Beautiful. Truly a master at work.


----------



## Mark. (Feb 23, 2020)

Nature Man said:


> Fascinating process, and surely a ton of work involved. Had thought it wood be cool to make a canoe at one time. Sure need a lot of space! Chuck


Be like Gibbs, build it in the basement, and worry about how to get it out when finished. That Boat is a beauty!


----------



## Nature Man (Feb 23, 2020)

Mark. said:


> Be like Gibbs, build it in the basement, and worry about how to get it out when finished. That Boat is a beauty!
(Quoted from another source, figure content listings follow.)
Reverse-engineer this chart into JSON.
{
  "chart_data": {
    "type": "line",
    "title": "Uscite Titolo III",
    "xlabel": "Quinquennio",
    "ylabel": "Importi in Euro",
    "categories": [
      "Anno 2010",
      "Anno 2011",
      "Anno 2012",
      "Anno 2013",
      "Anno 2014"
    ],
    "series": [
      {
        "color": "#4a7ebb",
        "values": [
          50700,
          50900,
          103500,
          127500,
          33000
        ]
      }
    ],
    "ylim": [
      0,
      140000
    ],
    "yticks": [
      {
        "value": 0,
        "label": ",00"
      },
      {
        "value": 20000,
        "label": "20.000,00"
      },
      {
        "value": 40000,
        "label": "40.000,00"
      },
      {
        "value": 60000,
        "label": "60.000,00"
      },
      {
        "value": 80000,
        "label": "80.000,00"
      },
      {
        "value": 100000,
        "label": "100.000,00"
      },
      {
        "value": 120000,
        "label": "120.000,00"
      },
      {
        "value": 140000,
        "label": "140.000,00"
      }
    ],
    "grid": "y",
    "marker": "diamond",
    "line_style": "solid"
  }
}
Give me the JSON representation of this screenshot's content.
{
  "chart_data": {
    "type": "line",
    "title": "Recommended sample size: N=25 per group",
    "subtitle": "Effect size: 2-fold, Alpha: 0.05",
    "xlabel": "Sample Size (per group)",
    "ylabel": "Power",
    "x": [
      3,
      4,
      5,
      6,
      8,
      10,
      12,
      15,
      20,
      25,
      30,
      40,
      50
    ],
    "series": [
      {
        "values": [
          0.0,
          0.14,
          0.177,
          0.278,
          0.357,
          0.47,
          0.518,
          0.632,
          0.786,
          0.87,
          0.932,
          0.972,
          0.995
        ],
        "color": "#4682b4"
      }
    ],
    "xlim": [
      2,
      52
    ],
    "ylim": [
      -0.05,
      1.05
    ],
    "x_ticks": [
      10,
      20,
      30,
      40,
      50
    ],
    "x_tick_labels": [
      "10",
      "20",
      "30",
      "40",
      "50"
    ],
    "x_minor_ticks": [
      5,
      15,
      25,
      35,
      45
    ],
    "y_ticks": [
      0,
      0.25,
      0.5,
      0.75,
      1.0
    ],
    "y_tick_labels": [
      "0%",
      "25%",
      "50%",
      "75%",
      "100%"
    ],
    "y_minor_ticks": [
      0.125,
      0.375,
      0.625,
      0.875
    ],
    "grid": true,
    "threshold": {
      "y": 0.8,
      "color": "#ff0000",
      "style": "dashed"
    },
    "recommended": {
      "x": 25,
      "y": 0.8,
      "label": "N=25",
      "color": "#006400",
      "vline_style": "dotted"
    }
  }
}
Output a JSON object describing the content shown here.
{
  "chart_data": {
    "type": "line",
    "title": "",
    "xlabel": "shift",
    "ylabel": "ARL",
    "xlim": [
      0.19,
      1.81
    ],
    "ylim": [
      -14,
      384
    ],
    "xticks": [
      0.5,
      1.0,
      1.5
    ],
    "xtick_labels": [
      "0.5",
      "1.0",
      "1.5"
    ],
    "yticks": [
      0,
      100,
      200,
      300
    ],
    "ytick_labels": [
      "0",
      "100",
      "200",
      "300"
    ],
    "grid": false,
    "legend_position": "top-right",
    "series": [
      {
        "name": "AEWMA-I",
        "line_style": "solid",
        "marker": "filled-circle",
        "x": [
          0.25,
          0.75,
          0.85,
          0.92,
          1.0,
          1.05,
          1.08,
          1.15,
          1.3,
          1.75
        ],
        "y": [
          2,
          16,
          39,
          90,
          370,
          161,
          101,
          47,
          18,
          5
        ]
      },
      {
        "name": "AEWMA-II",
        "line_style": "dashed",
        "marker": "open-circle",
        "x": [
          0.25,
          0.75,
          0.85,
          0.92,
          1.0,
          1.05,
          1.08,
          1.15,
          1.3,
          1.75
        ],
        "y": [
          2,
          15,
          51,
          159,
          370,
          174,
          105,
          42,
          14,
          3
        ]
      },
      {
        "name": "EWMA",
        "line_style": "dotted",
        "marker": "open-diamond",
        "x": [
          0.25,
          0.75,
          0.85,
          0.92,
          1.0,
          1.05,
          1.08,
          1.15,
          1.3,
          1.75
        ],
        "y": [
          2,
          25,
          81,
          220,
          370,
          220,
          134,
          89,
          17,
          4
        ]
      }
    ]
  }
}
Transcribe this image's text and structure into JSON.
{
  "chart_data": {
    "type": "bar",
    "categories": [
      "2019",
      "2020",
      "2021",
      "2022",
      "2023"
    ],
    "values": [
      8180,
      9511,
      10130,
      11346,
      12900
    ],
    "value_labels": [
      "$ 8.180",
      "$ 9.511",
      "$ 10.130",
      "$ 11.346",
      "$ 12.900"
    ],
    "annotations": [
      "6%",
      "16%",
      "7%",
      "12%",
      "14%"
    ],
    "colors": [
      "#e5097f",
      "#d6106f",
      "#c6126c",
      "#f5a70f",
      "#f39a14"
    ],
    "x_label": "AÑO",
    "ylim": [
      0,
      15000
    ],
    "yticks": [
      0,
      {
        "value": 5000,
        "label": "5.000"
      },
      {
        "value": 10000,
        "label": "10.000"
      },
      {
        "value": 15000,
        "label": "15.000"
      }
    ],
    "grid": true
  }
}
No basement... But I do have a garage that we still park a car in... Chuck


----------



## Graybeard (Feb 27, 2020)

Things of beauty. Hole in the water that sucks money. If I could afford one, I'd have it though.


----------



## Maverick (Feb 28, 2020)

True craftsmanship.


----------



## frankp (Apr 7, 2020)

Nick Shade makes beautiful boats. I've been very tempted to build a couple but need to fix my existing boats first. Had a mishap driving at 60 mph fall 2018 right after I finished the re-decking of my wooden kayak and re-skinned one of my skin on frame boats. Both boats damaged and still in need of repair. So many projects, so little time.

Reactions: Sincere 1


----------



## Eric Rorabaugh (Apr 7, 2020)

At least you weren't in the kayak at 60 mph!


----------



## frankp (Apr 7, 2020)

True that. Still frustrating that I didn't get to put either boat back in the water before it happened. My bow line snapped and both boats turned my roof rack into a sail. Luckily no one was driving close behind me. Pulled the boats off the highway and had to come back to pick them up with my wife's car. My roof rack was destroyed. A couple of small points of damage to the boat built in the same style as the video above. The skin on frame only broke 2 pieces of the frame, but the skin was shredded. I figure it will probably be 10 hours of work to fix the SOF and probably 20 to fix the wooden boat. I just need to make some time to do it... perhaps now is the right time with all this stay at home stuff.

Link to thread here... shows some in-progress pics as well.
https://woodbarter.com/threads/back-to-boats.35328/page-3#post-500643

Reactions: Thank You! 1


----------